In any case, in the end, what Russia needed was not a different culture, but the right institutions. Which it ultimately got, at least some form of them. What Kotkin did not foresee, although he notes the stabilization of the Russian economy under Putin, is that Russia would gain ground economically against the entire West (and probably far more ground than is commonly granted, given that Western GDP statistics are based on fantasies, and the Russian economy is based on real production—although Russia does have many economic structural problems, still, among them low productivity, in part due to pervasive corruption). “Russians did not love Putin per se. They loved Putin’s Russia. They loved being middle class. They loved planning for the future.” Moreover, “[A]nalysts who continued to attribute Russia’s boom to the dumb luck of sky-high oil prices needed to spend a weekend in Nigeria, where they should inquire about the middle-class bonanza.” Ha ha. It is today largely impossible to get any provably reliable English-language information on Russia, but it does seem evident these trends have increased. As a result, support for Putin continues to be very high, and has only increased since the inception of the Russo-Ukraine War, no doubt helped by the total failure of the sanctions the West has tried to impose on Russia, and the continuing restoration of Russian pride. Nor did Kotkin foresee the reemergence of Russia as a Great Power. How great we will see, but Russia’s looming triumph in the war suggests greater than anyone would have thought a few years ago. But perhaps foreseeing any of these changes fifteen or twenty years ago would be too much to ask.

And what does this mean for us, who also live under a gerontocratic regime holding on by its fingertips, although our own regime ideology, Late-Stage Leftism, is much more intrusive and evil than was European Communism in its final stages? (Our Regime holds, for example, more political prisoners than did the Soviet Union at its end, and the powers of its secret police could only be dreamed of by the KGB.) With us, the possibility of “reform” is less obvious to all, because there is no obvious competition with a superior economic system, and we seem to be rich, even with a visibly fraying social fabric. We appear therefore to be at a dead end, with no turn possible to either side. True, we only seem rich, because our system is largely fake, supported by endless money-printing made possible by the dollar being the reserve currency of the world.

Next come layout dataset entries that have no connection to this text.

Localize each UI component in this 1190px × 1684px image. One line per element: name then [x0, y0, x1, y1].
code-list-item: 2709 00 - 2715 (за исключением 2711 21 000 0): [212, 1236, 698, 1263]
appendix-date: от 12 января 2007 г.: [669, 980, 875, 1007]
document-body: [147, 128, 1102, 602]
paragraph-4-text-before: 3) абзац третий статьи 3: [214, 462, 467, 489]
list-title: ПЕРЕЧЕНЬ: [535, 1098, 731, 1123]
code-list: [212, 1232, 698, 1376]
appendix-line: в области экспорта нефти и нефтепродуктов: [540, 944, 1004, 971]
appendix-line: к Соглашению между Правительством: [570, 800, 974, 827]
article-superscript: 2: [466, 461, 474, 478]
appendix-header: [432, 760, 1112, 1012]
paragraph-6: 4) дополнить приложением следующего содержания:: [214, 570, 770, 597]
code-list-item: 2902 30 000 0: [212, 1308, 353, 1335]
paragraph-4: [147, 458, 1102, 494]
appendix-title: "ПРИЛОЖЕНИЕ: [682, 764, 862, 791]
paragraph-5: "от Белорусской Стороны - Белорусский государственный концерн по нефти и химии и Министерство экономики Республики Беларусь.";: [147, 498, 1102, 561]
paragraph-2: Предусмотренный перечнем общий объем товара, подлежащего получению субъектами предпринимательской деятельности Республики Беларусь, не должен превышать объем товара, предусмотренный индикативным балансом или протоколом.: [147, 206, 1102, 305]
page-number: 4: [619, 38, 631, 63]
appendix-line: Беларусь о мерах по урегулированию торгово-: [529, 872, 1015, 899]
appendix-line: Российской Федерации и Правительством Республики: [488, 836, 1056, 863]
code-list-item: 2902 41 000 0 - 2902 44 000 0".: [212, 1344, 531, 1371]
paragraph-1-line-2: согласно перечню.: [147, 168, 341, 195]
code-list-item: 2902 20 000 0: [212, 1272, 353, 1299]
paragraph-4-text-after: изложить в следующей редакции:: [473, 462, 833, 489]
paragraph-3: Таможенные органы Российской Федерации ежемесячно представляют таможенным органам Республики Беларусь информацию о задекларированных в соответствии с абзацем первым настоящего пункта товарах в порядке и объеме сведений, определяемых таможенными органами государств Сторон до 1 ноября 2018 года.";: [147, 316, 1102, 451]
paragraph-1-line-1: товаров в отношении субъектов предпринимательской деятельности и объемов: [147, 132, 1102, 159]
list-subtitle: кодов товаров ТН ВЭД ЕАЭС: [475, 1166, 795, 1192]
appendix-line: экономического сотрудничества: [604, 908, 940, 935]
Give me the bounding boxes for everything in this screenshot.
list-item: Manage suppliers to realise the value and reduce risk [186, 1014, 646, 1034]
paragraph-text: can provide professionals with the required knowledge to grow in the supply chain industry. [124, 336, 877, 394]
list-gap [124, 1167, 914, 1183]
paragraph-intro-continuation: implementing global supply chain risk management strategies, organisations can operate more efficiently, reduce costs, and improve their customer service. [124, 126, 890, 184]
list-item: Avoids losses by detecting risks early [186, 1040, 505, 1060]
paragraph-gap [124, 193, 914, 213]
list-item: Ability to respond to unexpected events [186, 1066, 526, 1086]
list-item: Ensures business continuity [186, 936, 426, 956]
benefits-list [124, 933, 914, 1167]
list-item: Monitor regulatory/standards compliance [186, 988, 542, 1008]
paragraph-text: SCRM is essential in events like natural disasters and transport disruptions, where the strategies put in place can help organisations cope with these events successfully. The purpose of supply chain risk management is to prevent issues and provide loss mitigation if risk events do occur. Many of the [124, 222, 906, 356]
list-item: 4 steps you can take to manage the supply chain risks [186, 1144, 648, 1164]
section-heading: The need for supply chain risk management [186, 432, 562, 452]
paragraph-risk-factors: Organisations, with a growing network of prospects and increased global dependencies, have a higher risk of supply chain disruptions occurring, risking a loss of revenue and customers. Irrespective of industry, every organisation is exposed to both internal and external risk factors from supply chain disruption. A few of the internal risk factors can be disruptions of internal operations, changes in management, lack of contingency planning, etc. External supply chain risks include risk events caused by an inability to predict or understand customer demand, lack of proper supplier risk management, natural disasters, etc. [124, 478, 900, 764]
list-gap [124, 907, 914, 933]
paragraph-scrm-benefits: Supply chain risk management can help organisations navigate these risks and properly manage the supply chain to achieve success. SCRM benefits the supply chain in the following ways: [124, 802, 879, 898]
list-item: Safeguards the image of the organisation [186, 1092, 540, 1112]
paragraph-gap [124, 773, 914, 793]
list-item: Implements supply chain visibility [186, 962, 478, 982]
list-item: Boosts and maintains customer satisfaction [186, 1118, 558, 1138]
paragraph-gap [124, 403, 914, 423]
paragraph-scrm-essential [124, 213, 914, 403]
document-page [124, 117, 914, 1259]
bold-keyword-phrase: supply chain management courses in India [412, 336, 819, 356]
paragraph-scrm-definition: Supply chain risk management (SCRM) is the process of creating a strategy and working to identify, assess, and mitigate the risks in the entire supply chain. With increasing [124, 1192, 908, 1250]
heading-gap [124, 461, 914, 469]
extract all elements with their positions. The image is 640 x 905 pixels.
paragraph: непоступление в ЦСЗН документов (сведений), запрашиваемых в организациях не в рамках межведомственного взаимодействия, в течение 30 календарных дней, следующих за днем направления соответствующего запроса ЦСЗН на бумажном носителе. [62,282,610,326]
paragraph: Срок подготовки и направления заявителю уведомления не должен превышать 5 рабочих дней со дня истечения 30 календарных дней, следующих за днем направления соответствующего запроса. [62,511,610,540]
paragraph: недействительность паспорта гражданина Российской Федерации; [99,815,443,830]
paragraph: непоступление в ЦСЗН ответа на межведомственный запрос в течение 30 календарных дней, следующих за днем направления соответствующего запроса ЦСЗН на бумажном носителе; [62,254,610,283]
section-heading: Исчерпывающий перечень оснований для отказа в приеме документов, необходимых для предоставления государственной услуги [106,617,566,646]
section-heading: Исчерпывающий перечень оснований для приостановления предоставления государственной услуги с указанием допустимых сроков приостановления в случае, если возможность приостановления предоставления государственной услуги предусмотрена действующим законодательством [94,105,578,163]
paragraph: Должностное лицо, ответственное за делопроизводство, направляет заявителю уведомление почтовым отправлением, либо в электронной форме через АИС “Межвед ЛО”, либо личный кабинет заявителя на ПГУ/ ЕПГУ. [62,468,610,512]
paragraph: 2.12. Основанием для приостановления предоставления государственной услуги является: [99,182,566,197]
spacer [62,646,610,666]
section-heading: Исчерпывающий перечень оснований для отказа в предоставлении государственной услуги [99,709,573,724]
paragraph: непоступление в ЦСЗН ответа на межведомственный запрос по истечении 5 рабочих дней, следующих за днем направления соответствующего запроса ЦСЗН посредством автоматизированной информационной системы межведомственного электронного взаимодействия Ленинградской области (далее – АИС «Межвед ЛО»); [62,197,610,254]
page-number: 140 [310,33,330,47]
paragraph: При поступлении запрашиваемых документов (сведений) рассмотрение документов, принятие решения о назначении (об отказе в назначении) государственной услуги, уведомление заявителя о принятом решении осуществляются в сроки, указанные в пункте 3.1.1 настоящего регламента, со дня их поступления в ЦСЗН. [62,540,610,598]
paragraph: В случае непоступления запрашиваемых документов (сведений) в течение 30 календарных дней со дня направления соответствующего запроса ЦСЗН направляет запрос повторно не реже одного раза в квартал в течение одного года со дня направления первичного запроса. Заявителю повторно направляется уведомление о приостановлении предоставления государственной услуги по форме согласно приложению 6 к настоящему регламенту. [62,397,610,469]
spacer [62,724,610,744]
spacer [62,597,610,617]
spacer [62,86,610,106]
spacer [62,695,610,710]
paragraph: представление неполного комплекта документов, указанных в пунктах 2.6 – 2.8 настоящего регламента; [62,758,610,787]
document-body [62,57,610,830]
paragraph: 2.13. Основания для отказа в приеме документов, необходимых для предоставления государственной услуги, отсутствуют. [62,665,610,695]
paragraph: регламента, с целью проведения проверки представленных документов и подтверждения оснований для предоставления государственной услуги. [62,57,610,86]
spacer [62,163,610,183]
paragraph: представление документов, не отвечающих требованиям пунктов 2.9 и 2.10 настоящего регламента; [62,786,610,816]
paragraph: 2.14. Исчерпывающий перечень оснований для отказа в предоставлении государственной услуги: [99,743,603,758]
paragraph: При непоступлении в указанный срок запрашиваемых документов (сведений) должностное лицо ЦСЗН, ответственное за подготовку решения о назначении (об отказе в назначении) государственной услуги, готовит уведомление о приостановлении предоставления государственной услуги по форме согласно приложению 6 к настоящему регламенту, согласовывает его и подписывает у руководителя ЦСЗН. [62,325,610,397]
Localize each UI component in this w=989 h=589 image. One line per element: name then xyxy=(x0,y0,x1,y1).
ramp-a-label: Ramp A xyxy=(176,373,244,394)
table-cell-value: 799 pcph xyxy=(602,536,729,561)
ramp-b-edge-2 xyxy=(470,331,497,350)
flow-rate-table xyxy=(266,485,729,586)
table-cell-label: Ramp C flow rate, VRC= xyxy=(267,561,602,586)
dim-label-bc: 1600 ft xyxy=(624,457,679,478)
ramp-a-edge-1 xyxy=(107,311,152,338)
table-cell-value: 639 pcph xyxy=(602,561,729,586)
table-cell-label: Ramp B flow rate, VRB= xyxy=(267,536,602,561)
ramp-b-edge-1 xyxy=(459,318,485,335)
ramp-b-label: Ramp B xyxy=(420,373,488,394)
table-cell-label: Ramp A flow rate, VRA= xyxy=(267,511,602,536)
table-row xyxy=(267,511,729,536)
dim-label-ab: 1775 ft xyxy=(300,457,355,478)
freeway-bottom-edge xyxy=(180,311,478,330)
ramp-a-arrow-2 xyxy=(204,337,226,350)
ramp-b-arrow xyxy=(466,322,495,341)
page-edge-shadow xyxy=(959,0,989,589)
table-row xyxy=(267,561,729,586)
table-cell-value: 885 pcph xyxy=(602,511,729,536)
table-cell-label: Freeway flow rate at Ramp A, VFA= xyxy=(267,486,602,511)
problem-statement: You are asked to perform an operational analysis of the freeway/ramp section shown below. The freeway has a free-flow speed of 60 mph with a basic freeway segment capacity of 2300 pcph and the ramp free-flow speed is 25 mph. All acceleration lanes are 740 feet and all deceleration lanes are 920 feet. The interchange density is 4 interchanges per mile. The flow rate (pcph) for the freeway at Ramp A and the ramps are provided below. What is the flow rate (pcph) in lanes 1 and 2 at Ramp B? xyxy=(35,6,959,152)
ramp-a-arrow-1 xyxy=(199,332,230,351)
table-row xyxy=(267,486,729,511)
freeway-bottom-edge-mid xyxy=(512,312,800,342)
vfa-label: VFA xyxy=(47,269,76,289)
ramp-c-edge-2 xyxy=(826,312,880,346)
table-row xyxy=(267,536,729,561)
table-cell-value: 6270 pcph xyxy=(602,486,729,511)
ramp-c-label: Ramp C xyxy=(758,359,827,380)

But even if our elites saw the danger and tried to reform the system, they could not, any more than Gorbachev could.

But a static dead end when the road runs out is an illusion; we will get collapse of the Regime, whether or not there is any attempt at reform (which there won’t be). I don’t think the end of our Regime will lead to the same suffering Russia experienced. There is still tremendous American productivity and will, and although a huge percentage of jobs, especially in the email class, are purely parasitical, America has enough wherewithal to quickly put those people, and those who don’t even pretend to have jobs, to productive work. On the other hand, our own elites see very clearly there is no way out, no exit ramp such as the Soviet elite took. When their power fails, they will not be forgiven. If they avoid prison and exile, or worse, they will likely have their wealth confiscated, and they will most definitely not be able to profit in the new order. This increases the chances they will, like Samson, try to pull down the roof of the temple on the heads of all citizens, something the Soviet Union avoided. I’m betting, however, that they’re too stupid and incompetent to do even that—though there may well be more immediate damage to America than during the fall of the Soviet Union. If so, that’ll be too bad, but almost any price is not too high a price to pay to destroy the Regime which now rules the West, so that we can get our civilization back, or begin a new civilization, having wiped clean the errors of the old.